Damit könnte auch die Sympathie-Verteilung beim Publikum klarer werden. Nicht wenige Zuschauer beobachten und beurteilen die Bewohner wohl unter dem Gesichtspunkt: Mit wem hätte ich Lust, einen lustigen Campingurlaub zu verbringen? Mit Baden, Grillen, Faulenzen, Quatschen, langem Zusammensitzen am Feuer, was auch immer. Ohne eines allerdings wohl ganz sicher: groß Nachdenken zu müssen. Und die nicht gerade große Popularität von Alex und Kerstin schließlich erklärte sich demnach einfach daraus - daß sie zuviel nachdächten?, vielleicht auch - vor allem aber schon daraus: daß Pärchen bei solchen Urlauben leicht nerven können.

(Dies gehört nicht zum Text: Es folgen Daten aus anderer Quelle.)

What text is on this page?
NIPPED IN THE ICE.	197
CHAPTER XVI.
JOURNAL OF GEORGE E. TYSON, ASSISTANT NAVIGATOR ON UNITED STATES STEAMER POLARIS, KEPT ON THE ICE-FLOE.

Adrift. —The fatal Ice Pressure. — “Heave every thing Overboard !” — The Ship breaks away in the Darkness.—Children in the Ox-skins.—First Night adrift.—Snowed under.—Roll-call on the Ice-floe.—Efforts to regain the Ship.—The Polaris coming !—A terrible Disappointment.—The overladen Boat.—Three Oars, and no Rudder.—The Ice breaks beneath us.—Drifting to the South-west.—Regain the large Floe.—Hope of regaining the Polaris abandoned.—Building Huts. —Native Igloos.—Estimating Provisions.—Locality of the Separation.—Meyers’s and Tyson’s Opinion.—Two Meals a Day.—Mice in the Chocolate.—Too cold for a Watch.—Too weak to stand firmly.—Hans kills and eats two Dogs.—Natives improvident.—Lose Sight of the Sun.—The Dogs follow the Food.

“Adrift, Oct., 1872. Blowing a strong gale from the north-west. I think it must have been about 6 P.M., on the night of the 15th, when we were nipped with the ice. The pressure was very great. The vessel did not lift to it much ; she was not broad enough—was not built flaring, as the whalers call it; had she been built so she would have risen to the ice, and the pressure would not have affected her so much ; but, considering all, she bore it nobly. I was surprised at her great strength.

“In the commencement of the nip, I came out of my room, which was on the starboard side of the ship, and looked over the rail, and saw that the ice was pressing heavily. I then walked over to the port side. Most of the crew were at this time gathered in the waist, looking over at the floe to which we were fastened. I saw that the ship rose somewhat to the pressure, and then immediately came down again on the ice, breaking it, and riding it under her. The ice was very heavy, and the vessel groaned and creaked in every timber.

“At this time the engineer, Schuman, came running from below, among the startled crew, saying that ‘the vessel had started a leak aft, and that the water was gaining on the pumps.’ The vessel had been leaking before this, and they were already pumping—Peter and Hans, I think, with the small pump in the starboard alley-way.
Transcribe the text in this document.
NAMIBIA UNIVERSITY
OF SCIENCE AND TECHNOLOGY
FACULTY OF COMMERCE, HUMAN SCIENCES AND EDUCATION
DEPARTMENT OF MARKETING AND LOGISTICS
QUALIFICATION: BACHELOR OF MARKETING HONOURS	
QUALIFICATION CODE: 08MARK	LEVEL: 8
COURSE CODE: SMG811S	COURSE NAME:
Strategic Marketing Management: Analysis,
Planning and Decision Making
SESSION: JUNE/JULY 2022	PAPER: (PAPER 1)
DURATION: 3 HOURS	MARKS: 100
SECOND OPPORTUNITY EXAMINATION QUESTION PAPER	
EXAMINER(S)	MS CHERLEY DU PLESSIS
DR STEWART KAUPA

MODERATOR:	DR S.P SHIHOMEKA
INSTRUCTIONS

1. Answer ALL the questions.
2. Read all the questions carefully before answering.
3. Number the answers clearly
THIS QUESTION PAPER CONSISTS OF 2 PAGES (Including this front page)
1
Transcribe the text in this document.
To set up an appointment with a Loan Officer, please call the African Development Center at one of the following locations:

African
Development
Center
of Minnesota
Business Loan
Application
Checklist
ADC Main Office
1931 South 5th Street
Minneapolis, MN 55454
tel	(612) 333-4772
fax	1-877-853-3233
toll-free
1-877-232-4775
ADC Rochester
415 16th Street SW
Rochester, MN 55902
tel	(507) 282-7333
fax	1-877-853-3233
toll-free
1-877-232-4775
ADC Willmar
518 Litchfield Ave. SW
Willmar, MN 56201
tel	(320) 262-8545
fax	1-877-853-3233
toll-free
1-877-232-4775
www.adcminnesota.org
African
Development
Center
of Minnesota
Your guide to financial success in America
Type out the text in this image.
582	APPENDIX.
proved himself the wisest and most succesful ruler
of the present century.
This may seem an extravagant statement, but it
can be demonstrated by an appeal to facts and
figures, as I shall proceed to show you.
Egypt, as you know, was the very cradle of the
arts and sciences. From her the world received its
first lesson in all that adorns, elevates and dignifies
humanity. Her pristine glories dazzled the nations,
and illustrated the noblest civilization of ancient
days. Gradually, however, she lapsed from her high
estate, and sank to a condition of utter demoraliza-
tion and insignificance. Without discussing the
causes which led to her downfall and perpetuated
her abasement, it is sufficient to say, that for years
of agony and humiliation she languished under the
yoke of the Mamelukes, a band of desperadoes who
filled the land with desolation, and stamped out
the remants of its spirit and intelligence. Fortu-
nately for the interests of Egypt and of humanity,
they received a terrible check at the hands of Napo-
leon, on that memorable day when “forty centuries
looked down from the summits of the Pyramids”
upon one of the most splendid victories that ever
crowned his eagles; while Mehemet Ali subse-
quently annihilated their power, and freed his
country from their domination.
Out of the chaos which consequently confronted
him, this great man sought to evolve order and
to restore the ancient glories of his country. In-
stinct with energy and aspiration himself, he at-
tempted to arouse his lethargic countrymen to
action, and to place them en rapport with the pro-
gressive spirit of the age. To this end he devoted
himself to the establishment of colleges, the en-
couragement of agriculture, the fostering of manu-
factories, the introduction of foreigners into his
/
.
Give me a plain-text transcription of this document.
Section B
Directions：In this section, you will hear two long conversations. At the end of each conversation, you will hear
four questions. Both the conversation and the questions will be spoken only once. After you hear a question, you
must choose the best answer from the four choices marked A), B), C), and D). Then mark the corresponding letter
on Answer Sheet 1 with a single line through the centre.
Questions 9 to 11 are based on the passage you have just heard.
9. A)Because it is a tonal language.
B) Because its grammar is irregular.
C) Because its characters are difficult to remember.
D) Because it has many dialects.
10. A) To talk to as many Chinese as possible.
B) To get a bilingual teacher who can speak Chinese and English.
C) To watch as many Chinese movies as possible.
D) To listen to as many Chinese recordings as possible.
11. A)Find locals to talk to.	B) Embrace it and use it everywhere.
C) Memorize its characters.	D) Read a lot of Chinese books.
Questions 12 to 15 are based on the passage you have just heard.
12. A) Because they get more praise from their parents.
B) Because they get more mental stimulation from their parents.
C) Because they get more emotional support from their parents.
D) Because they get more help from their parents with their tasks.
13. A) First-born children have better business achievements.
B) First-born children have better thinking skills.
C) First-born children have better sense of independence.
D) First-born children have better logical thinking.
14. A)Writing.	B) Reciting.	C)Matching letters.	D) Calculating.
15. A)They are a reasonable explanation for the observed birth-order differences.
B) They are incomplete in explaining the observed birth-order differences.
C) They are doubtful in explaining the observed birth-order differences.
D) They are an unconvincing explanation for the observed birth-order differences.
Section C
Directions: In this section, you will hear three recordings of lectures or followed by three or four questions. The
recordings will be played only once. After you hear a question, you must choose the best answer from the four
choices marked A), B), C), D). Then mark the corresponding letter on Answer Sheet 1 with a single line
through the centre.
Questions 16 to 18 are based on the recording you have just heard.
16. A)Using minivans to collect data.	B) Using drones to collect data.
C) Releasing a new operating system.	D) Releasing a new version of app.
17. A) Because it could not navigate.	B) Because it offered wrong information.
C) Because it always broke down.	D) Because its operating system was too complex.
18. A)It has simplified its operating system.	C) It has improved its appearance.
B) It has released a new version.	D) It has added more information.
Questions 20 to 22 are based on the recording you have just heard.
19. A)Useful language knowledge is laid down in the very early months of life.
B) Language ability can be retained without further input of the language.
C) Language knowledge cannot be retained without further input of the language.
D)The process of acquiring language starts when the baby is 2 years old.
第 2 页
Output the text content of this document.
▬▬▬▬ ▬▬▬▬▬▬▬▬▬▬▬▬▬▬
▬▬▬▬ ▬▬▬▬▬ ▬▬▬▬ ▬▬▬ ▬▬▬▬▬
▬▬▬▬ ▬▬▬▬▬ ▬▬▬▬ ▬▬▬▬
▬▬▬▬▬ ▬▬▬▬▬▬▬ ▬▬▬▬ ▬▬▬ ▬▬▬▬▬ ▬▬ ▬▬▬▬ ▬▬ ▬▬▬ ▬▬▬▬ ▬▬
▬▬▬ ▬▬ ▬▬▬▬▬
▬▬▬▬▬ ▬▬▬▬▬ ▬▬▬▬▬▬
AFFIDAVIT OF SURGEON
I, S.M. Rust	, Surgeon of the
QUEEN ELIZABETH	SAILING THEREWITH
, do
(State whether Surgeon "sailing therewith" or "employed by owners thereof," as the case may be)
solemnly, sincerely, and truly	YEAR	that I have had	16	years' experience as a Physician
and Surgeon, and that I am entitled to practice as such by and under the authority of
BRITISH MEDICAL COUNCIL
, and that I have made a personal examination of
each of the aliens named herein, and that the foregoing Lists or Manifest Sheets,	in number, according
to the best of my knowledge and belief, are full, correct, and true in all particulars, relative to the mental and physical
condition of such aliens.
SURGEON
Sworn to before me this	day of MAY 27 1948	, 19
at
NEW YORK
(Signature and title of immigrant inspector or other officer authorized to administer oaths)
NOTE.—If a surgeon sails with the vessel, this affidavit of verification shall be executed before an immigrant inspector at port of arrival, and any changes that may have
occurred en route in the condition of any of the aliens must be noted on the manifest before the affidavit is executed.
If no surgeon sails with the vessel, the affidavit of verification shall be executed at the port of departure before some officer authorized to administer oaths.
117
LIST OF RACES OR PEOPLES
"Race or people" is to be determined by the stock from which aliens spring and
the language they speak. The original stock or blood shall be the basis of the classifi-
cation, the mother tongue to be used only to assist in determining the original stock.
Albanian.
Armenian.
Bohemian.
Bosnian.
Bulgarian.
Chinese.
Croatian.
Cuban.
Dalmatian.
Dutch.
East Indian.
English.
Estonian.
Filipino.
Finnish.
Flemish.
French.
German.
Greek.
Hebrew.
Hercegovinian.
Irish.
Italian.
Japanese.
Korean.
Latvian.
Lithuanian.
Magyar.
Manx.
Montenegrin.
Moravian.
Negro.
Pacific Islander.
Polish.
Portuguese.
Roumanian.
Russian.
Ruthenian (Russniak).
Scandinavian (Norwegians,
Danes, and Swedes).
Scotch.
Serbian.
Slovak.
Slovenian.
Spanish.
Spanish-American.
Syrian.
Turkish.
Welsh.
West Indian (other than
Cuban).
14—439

Zumindest, wenn die Gruppe nicht gleich ausschließlich aus Paaren besteht.

Sämtliche Bewohner stellten demnach dann jedenfalls im BB-Container von ihrem Selbst offenbar (überwiegend oder ausschließlich) nur jenen Teil aus, den man vielleicht als ihr Urlaubs- oder Freizeit-Ich bezeichnen könnte - und stilisieren diesen dabei vielleicht sogar nicht einmal viel mehr als wohl auch jeder andere sich selbst im Urlaub (unter lauter Unbekannten, entfernt von Freunden, Beruf und Alltag) oder in seiner Freizeit stilisieren würde; bei Gruppenfahrten, beim Zelten am Meer, beim Cluburlaub, wenn man "ausgeht"...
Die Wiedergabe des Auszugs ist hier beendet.